The report groups species by habitat and behavior and then calculates an average percent change for each group with the idea that this provides an indicator of the status of the habitat and/or the species group. You might think of it a bit like one of the standard stock market measures like the S&P 500, Dow Jones, or Nasdaq. Each of these stock market indicators follows the average trends in pricing of a portfolio of company stocks. One stock in the portfolio may decline heavily in value but if some others increase greatly in value, the index may be stable or show an overall upward trend.

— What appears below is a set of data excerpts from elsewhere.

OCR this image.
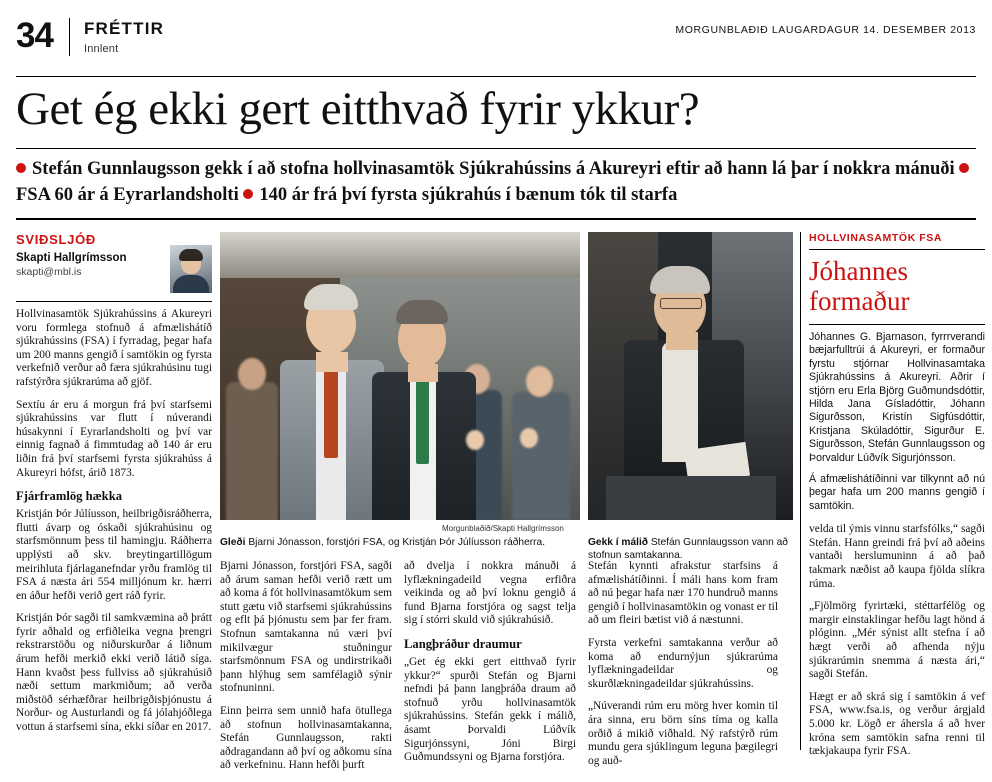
34 FRÉTTIR
Innlent
MORGUNBLAÐIÐ LAUGARDAGUR 14. DESEMBER 2013
Get ég ekki gert eitthvað fyrir ykkur?
Stefán Gunnlaugsson gekk í að stofna hollvinasamtök Sjúkrahússins á Akureyri eftir að hann lá þar í nokkra mánuði FSA 60 ár á Eyrarlandsholti 140 ár frá því fyrsta sjúkrahús í bænum tók til starfa
SVIÐSLJÓÐ
Skapti Hallgrímsson
skapti@mbl.is

Hollvinasamtök Sjúkrahússins á Akureyri voru formlega stofnuð á afmælishátíð sjúkrahússins (FSA) í fyrradag, þegar hafa um 200 manns gengið í samtökin og fyrsta verkefnið verður að færa sjúkrahúsinu tugi rafstýrðra sjúkrarúma að gjöf.

Sextíu ár eru á morgun frá því starfsemi sjúkrahússins var flutt í núverandi húsakynni í Eyrarlandsholti og því var einnig fagnað á fimmtudag að 140 ár eru liðin frá því starfsemi fyrsta sjúkrahúss á Akureyri hófst, árið 1873.

Fjárframlög hækka

Kristján Þór Júlíusson, heilbrigðisráðherra, flutti ávarp og óskaði sjúkrahúsinu og starfsmönnum þess til hamingju. Ráðherra upplýsti að skv. breytingartillögum meirihluta fjárlaganefndar yrðu framlög til FSA á næsta ári 554 milljónum kr. hærri en áður hefði verið gert ráð fyrir.

Kristján Þór sagði til samkvæmina að þrátt fyrir aðhald og erfiðleika vegna þrengri rekstrarstöðu og niðurskurðar á liðnum árum hefði merkið ekki verið látið síga. Hann kvaðst þess fullviss að sjúkrahúsið næði settum markmiðum; að verða miðstöð sérhæfðrar heilbrigðisþjónustu á Norður- og Austurlandi og fá jólahjóðlega vottun á starfsemi sína, ekki síðar en 2017.

Morgunblaðið/Skapti Hallgrímsson
Gleði Bjarni Jónasson, forstjóri FSA, og Kristján Þór Júlíusson ráðherra.	Gekk í málið Stefán Gunnlaugsson vann að stofnun samtakanna.

Bjarni Jónasson, forstjóri FSA, sagði að árum saman hefði verið rætt um að koma á fót hollvinasamtökum sem stutt gætu við starfsemi sjúkrahússins og eflt þá þjónustu sem þar fer fram. Stofnun samtakanna nú væri því mikilvægur stuðningur starfsmönnum FSA og undirstrikaði þann hlýhug sem samfélagið sýnir stofnuninni.

Einn þeirra sem unnið hafa ötullega að stofnun hollvinasamtakanna, Stefán Gunnlaugsson, rakti aðdragandann að því og aðkomu sína að verkefninu. Hann hefði þurft

að dvelja í nokkra mánuði á lyflækningadeild vegna erfiðra veikinda og að því loknu gengið á fund Bjarna forstjóra og sagst telja sig í stórri skuld við sjúkrahúsið.

Langþráður draumur

„Get ég ekki gert eitthvað fyrir ykkur?“ spurði Stefán og Bjarni nefndi þá þann langþráða draum að stofnuð yrðu hollvinasamtök sjúkrahússins. Stefán gekk í málið, ásamt Þorvaldi Lúðvík Sigurjónssyni, Jóni Birgi Guðmundssyni og Bjarna forstjóra.

Stefán kynnti afrakstur starfsins á afmælishátíðinni. Í máli hans kom fram að nú þegar hafa nær 170 hundruð manns gengið í hollvinasamtökin og vonast er til að um fleiri bætist við á næstunni.

Fyrsta verkefni samtakanna verður að koma að endurnýjun sjúkrarúma lyflækningadeildar og skurðlækningadeildar sjúkrahússins.

„Núverandi rúm eru mörg hver komin til ára sinna, eru börn síns tíma og kalla orðið á mikið viðhald. Ný rafstýrð rúm mundu gera sjúklingum leguna þægilegri og auð-

HOLLVINASAMTÖK FSA
Jóhannes formaður

Jóhannes G. Bjarnason, fyrrrverandi bæjarfulltrúi á Akureyri, er formaður fyrstu stjórnar Hollvinasamtaka Sjúkrahússins á Akureyri. Aðrir í stjórn eru Erla Björg Guðmundsdóttir, Hilda Jana Gísladóttir, Jóhann Sigurðsson, Kristín Sigfúsdóttir, Kristjana Skúladóttir, Sigurður E. Sigurðsson, Stefán Gunnlaugsson og Þorvaldur Lúðvík Sigurjónsson.

Á afmælishátíðinni var tilkynnt að nú þegar hafa um 200 manns gengið í samtökin.

velda til ýmis vinnu starfsfólks,“ sagði Stefán. Hann greindi frá því að aðeins vantaði herslumuninn á að það takmark næðist að kaupa fjölda slíkra rúma.

„Fjölmörg fyrirtæki, stéttarfélög og margir einstaklingar hefðu lagt hönd á plóginn. „Mér sýnist allt stefna í að hægt verði að afhenda nýju sjúkrarúmin snemma á næsta ári,“ sagði Stefán.

Hægt er að skrá sig í samtökin á vef FSA, www.fsa.is, og verður árgjald 5.000 kr. Lögð er áhersla á að hver króna sem samtökin safna renni til tækjakaupa fyrir FSA.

The same is true when developing bird population status indicators that group species together with similar habitat requirements or behaviors. The State of Canada’s Birds 2019 showed that an indicator based on populations of ducks and geese had increased by 150% since 1970 and one for birds of prey by 110%. Both of these groups benefitted by changes in government policies and focused attention and funding beginning in the 1970’s and 1980.

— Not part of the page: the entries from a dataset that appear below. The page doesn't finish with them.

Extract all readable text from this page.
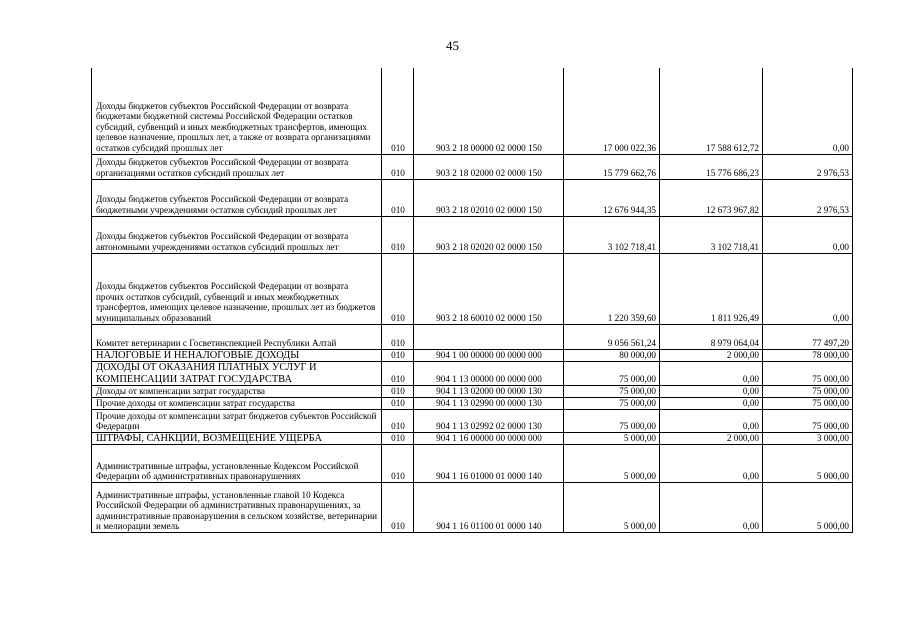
45
Доходы бюджетов субъектов Российской Федерации от возврата бюджетами бюджетной системы Российской Федерации остатков субсидий, субвенций и иных межбюджетных трансфертов, имеющих целевое назначение, прошлых лет, а также от возврата организациями остатков субсидий прошлых лет	010	903 2 18 00000 02 0000 150	17 000 022,36	17 588 612,72	0,00
Доходы бюджетов субъектов Российской Федерации от возврата организациями остатков субсидий прошлых лет	010	903 2 18 02000 02 0000 150	15 779 662,76	15 776 686,23	2 976,53
Доходы бюджетов субъектов Российской Федерации от возврата бюджетными учреждениями остатков субсидий прошлых лет	010	903 2 18 02010 02 0000 150	12 676 944,35	12 673 967,82	2 976,53
Доходы бюджетов субъектов Российской Федерации от возврата автономными учреждениями остатков субсидий прошлых лет	010	903 2 18 02020 02 0000 150	3 102 718,41	3 102 718,41	0,00
Доходы бюджетов субъектов Российской Федерации от возврата прочих остатков субсидий, субвенций и иных межбюджетных трансфертов, имеющих целевое назначение, прошлых лет из бюджетов муниципальных образований	010	903 2 18 60010 02 0000 150	1 220 359,60	1 811 926,49	0,00
Комитет ветеринарии с Госветинспекцией Республики Алтай	010		9 056 561,24	8 979 064,04	77 497,20
НАЛОГОВЫЕ И НЕНАЛОГОВЫЕ ДОХОДЫ	010	904 1 00 00000 00 0000 000	80 000,00	2 000,00	78 000,00
ДОХОДЫ ОТ ОКАЗАНИЯ ПЛАТНЫХ УСЛУГ И КОМПЕНСАЦИИ ЗАТРАТ ГОСУДАРСТВА	010	904 1 13 00000 00 0000 000	75 000,00	0,00	75 000,00
Доходы от компенсации затрат государства	010	904 1 13 02000 00 0000 130	75 000,00	0,00	75 000,00
Прочие доходы от компенсации затрат государства	010	904 1 13 02990 00 0000 130	75 000,00	0,00	75 000,00
Прочие доходы от компенсации затрат бюджетов субъектов Российской Федерации	010	904 1 13 02992 02 0000 130	75 000,00	0,00	75 000,00
ШТРАФЫ, САНКЦИИ, ВОЗМЕЩЕНИЕ УЩЕРБА	010	904 1 16 00000 00 0000 000	5 000,00	2 000,00	3 000,00
Административные штрафы, установленные Кодексом Российской Федерации об административных правонарушениях	010	904 1 16 01000 01 0000 140	5 000,00	0,00	5 000,00
Административные штрафы, установленные главой 10 Кодекса Российской Федерации об административных правонарушениях, за административные правонарушения в сельском хозяйстве, ветеринарии и мелиорации земель	010	904 1 16 01100 01 0000 140	5 000,00	0,00	5 000,00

For birds of prey and some waterbirds, the banning of DDT was a primary factor in allowing populations to recover from historic lows. Ospreys, bald eagles, and peregrine falcons are well known examples of species that have shown a remarkable recovery over the last 30-40 years once freed from the devastating effects of the pesticide DDT. In the case of waterfowl, a major concerted effort to protect and restore wetlands has taken place jointly between Canada and the U.S. with billions of dollars committed that has resulted in many millions of hectares of wetlands that support ducks and geese.

Sadly, there are many other indicators in the report that paint a more dismal picture of the state of Canada’s birds. A shorebird indicator shows an average decline of 40%, one for grassland birds a 57% decline and one for aerial insectivores (species that catch insects in flight) a whopping 59% drop. The report also point out that as many as a quarter of Canada’s bird species are poorly monitored so we don’t even know if they are doing poorly or well.

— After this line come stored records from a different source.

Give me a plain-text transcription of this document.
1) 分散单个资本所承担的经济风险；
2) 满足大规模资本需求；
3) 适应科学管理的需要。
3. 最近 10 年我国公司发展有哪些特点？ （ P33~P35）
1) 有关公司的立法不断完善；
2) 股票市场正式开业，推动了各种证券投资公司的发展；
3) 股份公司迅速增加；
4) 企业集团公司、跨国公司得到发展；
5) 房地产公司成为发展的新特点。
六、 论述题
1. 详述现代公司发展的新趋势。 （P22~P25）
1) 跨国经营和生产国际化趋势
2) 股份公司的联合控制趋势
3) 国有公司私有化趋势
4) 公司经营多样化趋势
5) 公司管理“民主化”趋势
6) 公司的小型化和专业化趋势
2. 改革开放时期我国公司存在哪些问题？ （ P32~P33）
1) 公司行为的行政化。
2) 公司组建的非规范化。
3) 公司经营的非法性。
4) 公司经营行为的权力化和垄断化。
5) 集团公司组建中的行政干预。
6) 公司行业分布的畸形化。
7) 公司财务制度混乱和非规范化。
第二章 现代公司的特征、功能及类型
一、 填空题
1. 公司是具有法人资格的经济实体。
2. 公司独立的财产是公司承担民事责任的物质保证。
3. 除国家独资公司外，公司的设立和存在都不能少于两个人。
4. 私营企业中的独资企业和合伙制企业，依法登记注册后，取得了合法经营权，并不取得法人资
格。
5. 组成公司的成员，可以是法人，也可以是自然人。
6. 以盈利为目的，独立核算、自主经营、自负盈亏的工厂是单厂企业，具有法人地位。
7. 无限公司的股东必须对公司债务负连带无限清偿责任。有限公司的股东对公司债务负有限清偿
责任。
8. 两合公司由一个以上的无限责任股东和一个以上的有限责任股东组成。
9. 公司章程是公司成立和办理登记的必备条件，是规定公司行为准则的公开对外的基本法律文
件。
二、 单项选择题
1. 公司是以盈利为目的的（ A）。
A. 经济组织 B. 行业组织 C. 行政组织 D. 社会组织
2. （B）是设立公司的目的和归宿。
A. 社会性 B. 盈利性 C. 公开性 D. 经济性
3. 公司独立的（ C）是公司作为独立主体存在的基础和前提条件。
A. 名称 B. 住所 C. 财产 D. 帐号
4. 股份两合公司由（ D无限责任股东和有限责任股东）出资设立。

One problem with some indicators is that they can lump together species into such broad categories that it is unclear how to interpret a decline or rise. For this report, the report’s authors lumped together 137 species into an indicator that they considered representative of forest birds.

Unfortunately, many so called “forest” birds have very different habitat specificities within the broad definition of a forest. Some species only occur in habitats dominated by coniferous trees like spruces and pines. Others prefer deciduous forests with trees like maples and oaks. Some bird species are only found in very young forests while others are only found in old forests.

The report showed a 6% increase in the forest bird indicator overall but with a decline of 31% in an indicator of forest bird species wintering in South America (most of which are boreal forest breeding species). They report a 39% decline in an indicator of what they called “forest crop specialists” meaning boreal forest species like evening grosbeak that feed on seeds and nuts of the forest.

We know that billions of birds rely on the boreal. That’s why Canada’s largest responsibility and opportunity to combat the global biodiversity crisis is to rapidly increase the amount of its largest biome—the Boreal Forest—under conservation protection. This month, Environment Climate Change Canada is deciding on a set of protected areas proposals that, once funded, could help Canada meet its goal of protecting 17% of lands by 2020. The most ambitious proposals for making conservation gains come from Indigenous Nations.

To fulfill its stewardship responsibility to the world, including its birds and other biodiversity, Canada should make it a priority to provide funding to the proposals from Indigenous governments and communities for very large protected landscapes across the Boreal Forest biome.